You can expense it but, you need to enter it as an expense during the expense portion of the interview.
The TT rep did a good job with the walk through.
TT does attempt to make it easier.
The one thing TT does NOT do though is walk you through what is best to do from your specific tax rate situation.
Examples.
High income individuals with losses on rental properties who can not use the losses. There is no benefit of faster depreciation so many prefer slowest depreciation.
Some high income folks would never want quicker depreciation and are better taking slowest depreciation as they can not utilize losses and AMT would not allow quicker depreciation, and their states then also don't allow faster depreciation and they don't want timing difference. Perfect example is NJ does not allow loss carryforwards.
Most individuals will benefit expensing vs. depreciating if they can use the losses only! That is the basic nature of why you would want to expense it. You would want to depreciate if you think you would owe at a higher tax rate in the future though.

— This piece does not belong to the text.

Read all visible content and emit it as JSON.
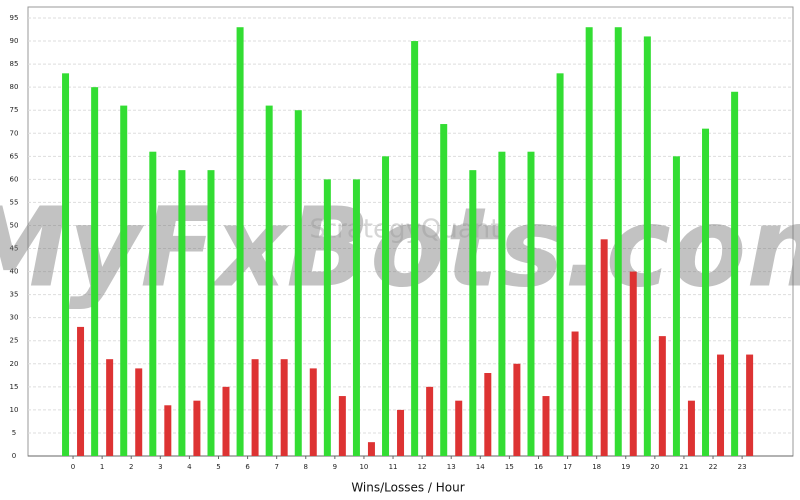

Property owners with modified adjusted gross incomes of $100,000 or less may deduct up to $25,000 in rental real estate losses per year if they "actively participate" in the rental activity. You actively participate if you are involved in meaningful management decisions regarding the rental property and have more than a 10% ownership interest in the property. This allowance is phased out for taxpayers whose MAGI exceeds $100,000 and eliminated entirely when it exceeds $150,000. Thus, it is useless for high-income landlords.
Thank you so much, that really helped me walk thru it.